The researchers screened each sample for

  1. codeine,
  2. morphine,
  3. hydrocodone,
  4. norhydrocodone,
  5. hydromorphone,
  6. oxycodone,
  7. noroxycodone, and
  8. oxymorphone.

If a sample tested positive for opioids, they underwent a mass spectrometry and were categorized into one of four groups:

  1. Positive for only the prescribed opioid
  2. Positive only for a non-prescribed opioid
  3. Positive for both the prescribed opioid and a non-prescribed opioid
  4. Negative for all opioids

Out of the 28,195 samples of patients prescribed hydrocodone that tested positive for other opioids,

  • 21.7% were positive for codeine,
  • 41.5% for morphine,
  • 37.9% for oxycodone,
  • 53.2% for oxymorphone, and
  • 51.4% for noroxycodone.

For patients prescribed oxycodone who tested positive for any opioid (n=182,823),

  • 87.7% were positive for only the prescribed opioid,
  • 0.2% for only a non-prescribed opioid,
  • 11.5% for both a prescribed and non-prescribed opioid, and
  • 0.5% were negative for all opioids.

Out of the 21,461 samples of patients prescribed oxycodone that tested positive for other opioids,

  • 11.3% were positive for codeine,
  • 38.1% for morphine,
  • 45.8% for hydrocodone,
  • 49.0% for hydromorphone, and
  • 57.0% for noroxycodone.

These seem to be exactly the kinds of errors the previous post warned of: “False positive results were detected over 41% of the time and false negatives over 31% of the time for oxycodone.

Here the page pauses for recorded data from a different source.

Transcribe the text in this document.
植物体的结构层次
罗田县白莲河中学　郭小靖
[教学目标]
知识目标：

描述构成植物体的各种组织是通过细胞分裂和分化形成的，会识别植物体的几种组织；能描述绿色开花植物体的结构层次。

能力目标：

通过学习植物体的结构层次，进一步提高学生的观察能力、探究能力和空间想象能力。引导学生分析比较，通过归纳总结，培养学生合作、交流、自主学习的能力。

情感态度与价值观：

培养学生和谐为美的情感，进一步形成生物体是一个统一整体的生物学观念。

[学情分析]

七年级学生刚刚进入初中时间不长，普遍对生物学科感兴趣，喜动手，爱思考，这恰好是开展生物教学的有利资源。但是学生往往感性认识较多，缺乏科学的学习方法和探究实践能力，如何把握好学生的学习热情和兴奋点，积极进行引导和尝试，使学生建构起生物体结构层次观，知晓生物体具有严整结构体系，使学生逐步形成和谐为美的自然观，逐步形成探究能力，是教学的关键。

This is also why Dr. Fudin developed his drug-test interpretation app:
REMITIGATE, LLC | Dr. Jeffrey Fudin

Here’s an explanation of the app and how it can help:
App for better Interpretation of Urine Drug Testing

4 thoughts on “Definitive Testing Detects Opioid Nonadherence

  1. Doc Anonymous

    There is another issue that is very worrisome about this report. The author indicates that they tested for hydromorphone and oxymorphone. Neither of these is reported as showing up in the urine for people taking hydrocodone or oxycodone. That is just unbelievable.

    In many people, hydocodone is metabolized to hydromorphone. Thus a significant number of people who are legitimately taking hydrocodone will also show hydromorphone in their urine.

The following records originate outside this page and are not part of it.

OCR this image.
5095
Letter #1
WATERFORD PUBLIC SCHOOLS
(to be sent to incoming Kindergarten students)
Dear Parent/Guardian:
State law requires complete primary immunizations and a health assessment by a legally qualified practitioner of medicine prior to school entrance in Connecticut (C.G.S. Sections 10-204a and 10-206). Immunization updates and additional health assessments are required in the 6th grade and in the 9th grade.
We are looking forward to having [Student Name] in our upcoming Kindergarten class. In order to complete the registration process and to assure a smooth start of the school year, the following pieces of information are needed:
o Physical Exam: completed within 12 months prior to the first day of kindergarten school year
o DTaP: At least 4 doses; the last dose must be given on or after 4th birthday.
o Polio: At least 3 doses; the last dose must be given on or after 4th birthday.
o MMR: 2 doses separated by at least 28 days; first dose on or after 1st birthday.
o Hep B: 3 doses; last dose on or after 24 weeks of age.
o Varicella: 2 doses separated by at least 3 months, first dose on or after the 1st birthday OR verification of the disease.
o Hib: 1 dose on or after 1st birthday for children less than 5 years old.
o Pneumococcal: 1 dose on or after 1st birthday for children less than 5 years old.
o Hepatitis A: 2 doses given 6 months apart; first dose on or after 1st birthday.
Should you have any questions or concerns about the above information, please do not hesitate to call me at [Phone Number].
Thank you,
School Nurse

    Similarly, oxycodone is metabolized to oxymorphone. Thus a significant number of people who are taking oxycodone will also show oxymorphone in their urine.

    A I read this report, the author reports that hydoromorphone was NOT detected in the urines of people taking hydrocodone. And oxymorphone is not reported as being present in the urines of people taking oxycodone.

    Those scenarios are humanly IMPOSSIBLE. It means either the author is collecting inaccurate data, or their testing is simply not accurate. I would say that is incredible but then it seems that truth and validity are concepts that do not apply to the misinformation that is used to villify the legitimate pain victim.

    Liked by 2 people

    1. Zyp Czyk Post author

      The problem is that they are assuming all these people are not taking their meds but selling them instead. From my involvement in the pain community, it seems highly unlikely that so many people aren’t taking their meds when so many of us have trouble getting them.

      Liked by 1 person

  2. painkills2

    I found it interesting that out of those taking oxycodone, 87% were positive for only the prescribed opioid, while the statistics for hydrocodone show many testing positive for other opioids. I know it’s impossible to determine anything from these obviously flawed results, but it looks like oxycodone works a lot better than hydrocodone, leaving those who take only hydrocodone needing to supplement to manage their pain.

    It’s flawed statistics like this that allow the drug war to continue.


  3. Payne Hertz

    Now all we need is an explanation for why non-adherence should result in a sentence of torture. Once we get this may I suggest we reconsider the penalties for malpractice and medical fraud? Perhaps losing an eye or hand along with lifetime banishment to Antarctica would be proportionate to what we get?